Au sujet de la géographie dans les chansons de geste, voir J.‑C. Payen, « Encore le problème de la géographie épique », IV e Congrès International de la Société Rencesvals, Heildelberg, 29 Août-2 Septembre 1967 : Actes et mémoires, Studia Romanica, 14, Heidelberg, C. Winter, 1969, p. 203-230 ; B. Guidot, Recherches sur la chanson de geste au XIII e siècle, op. cit.,t. II, p. 670-698 ; J. Subrenat, Etude sur Gaydon, chanson de geste du XIII e siècle, Aix-en-Provence, Editions de l’Université de Provence, Paris, diffusion Ophrys, coll. Études littéraires, 1, 1974, p. 118-122 et J. Lanher, Préface à la traduction de Garin le Lorrain par B. Guidot, Nancy, Presses Universitaires de Nancy, Editions Serpenoise, 1986, p. 6-7.

981.

Sur la géographie de la Prise de Pampelune, voir R. Specht, « Nicolas de Vérone, la Prise de Pampelune et le chemin de Saint Jacques », art. cit., p. 469-474 ; J. Bédier, « La Prise de Pampelune et la route de saint Jacques de Compostelle », art. cit., p. 805-817 ; Les Légendes épiques, op. cit., p. 120-152. Dans ce même ouvrage, voir pour des observations sur l’Entrée d'Espagne les p. 115-120. On consultera également avec profit Le Guide du pèlerin de saint-Jacques de Compostelle.
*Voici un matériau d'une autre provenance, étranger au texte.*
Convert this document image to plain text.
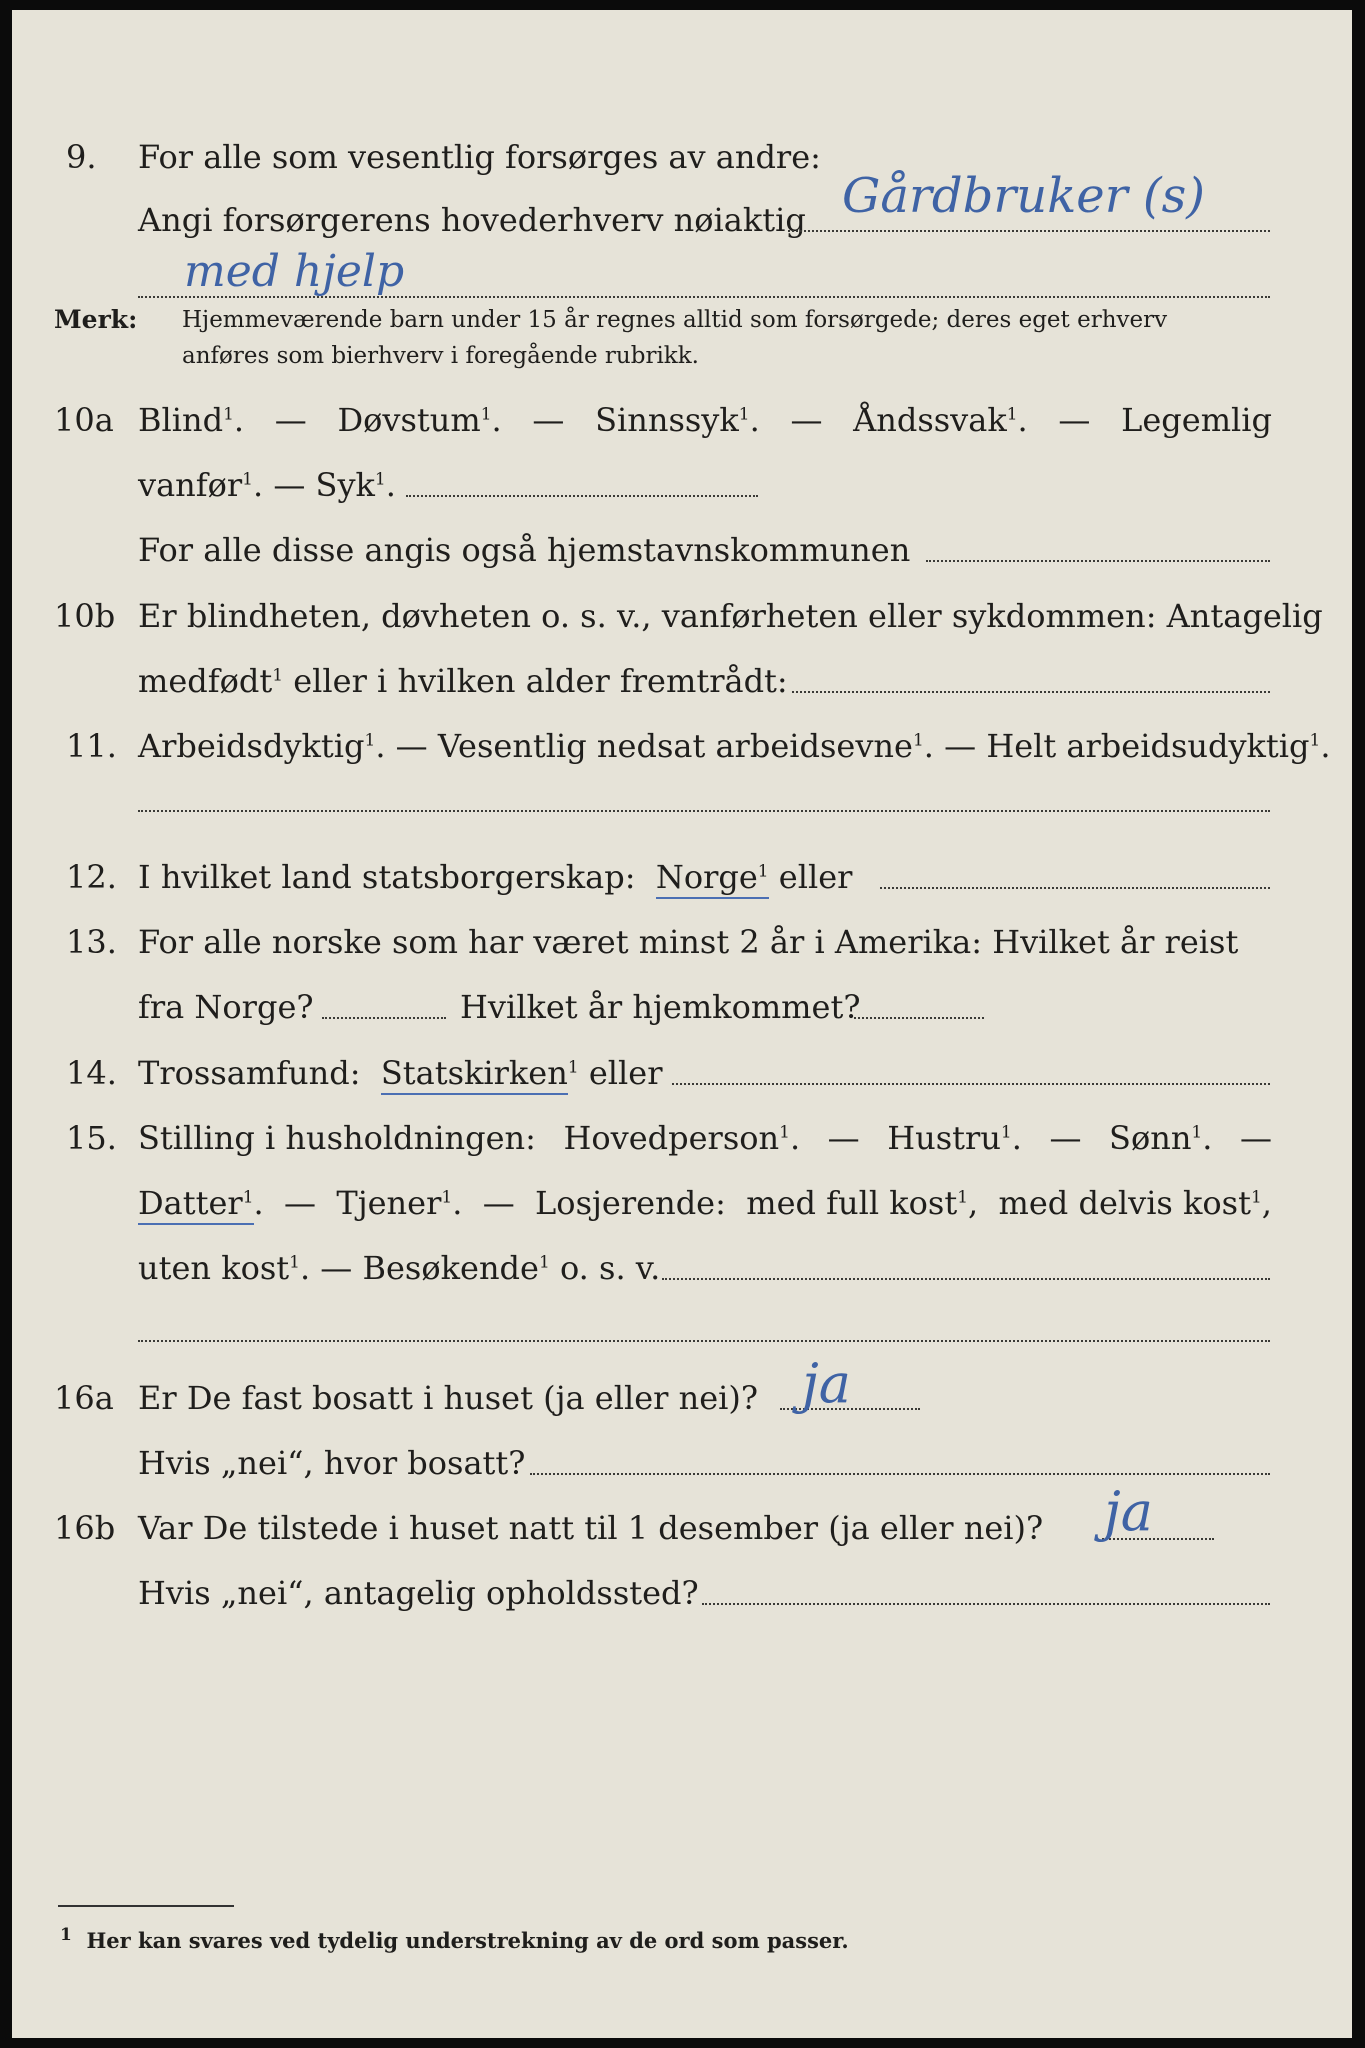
9. For alle som vesentlig forsørges av andre:
Angi forsørgerens hovederhverv nøiaktig Gårdbruker (s)
med hjelp
Merk: Hjemmeværende barn under 15 år regnes alltid som forsørgede; deres eget erhverv
anføres som bierhverv i foregående rubrikk.
10a Blind$^1$. — Døvstum$^1$. — Sinnssyk$^1$. — Åndssvak$^1$. — Legemlig
vanfør$^1$. — Syk$^1$.
For alle disse angis også hjemstavnskommunen
10b Er blindheten, døvheten o. s. v., vanførheten eller sykdommen: Antagelig
medfødt$^1$ eller i hvilken alder fremtrådt:
11. Arbeidsdyktig$^1$. — Vesentlig nedsat arbeidsevne$^1$. — Helt arbeidsudyktig$^1$.
12. I hvilket land statsborgerskap: Norge$^1$ eller
13. For alle norske som har været minst 2 år i Amerika: Hvilket år reist
fra Norge?	Hvilket år hjemkommet?
14. Trossamfund: Statskirken$^1$ eller
15. Stilling i husholdningen: Hovedperson$^1$. — Hustru$^1$. — Sønn$^1$. —
Datter$^1$. — Tjener$^1$. — Losjerende: med full kost$^1$, med delvis kost$^1$,
uten kost$^1$. — Besøkende$^1$ o. s. v.
16a Er De fast bosatt i huset (ja eller nei)? ja
Hvis „nei“, hvor bosatt?
16b Var De tilstede i huset natt til 1 desember (ja eller nei)? ja
Hvis „nei“, antagelig opholdssted?
$^1$ Her kan svares ved tydelig understrekning av de ord som passer.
Texte latin du XII e siècle, édité et traduit en français d’après les manuscrits de Compostelle et de Ripoll, éd. J. Vielliard, 3e édition, Mâcon, 1963. Les études de Bédier sur la géographie dans la Prise de Pampelune ont été reprises par A. Limentani, « L’epica in lengue de France », art. cit., p. 366-367. Pour les questions de géographie dans le Pseudo-Turpin, voir J. Bédier, « La Chronique de Turpin et le pèlerinage de Compostelle », Archéologie Médiévale, XXIII, 1911, p. 425-450 et XXIV, 1912, p. 18-48, ainsi que Les Légendes épiques, op. cit., p. 41-114.

982.

Voir à ce sujet, G. Billanovich, « L’humanisme médiéval et les bibliothèques des humanistes italiens au XIVe siècle », art. cit., p. 198.

983.

A.‑J. Dickman, Le Rôle du surnaturel dans les chansons de geste, op. cit., p. 160.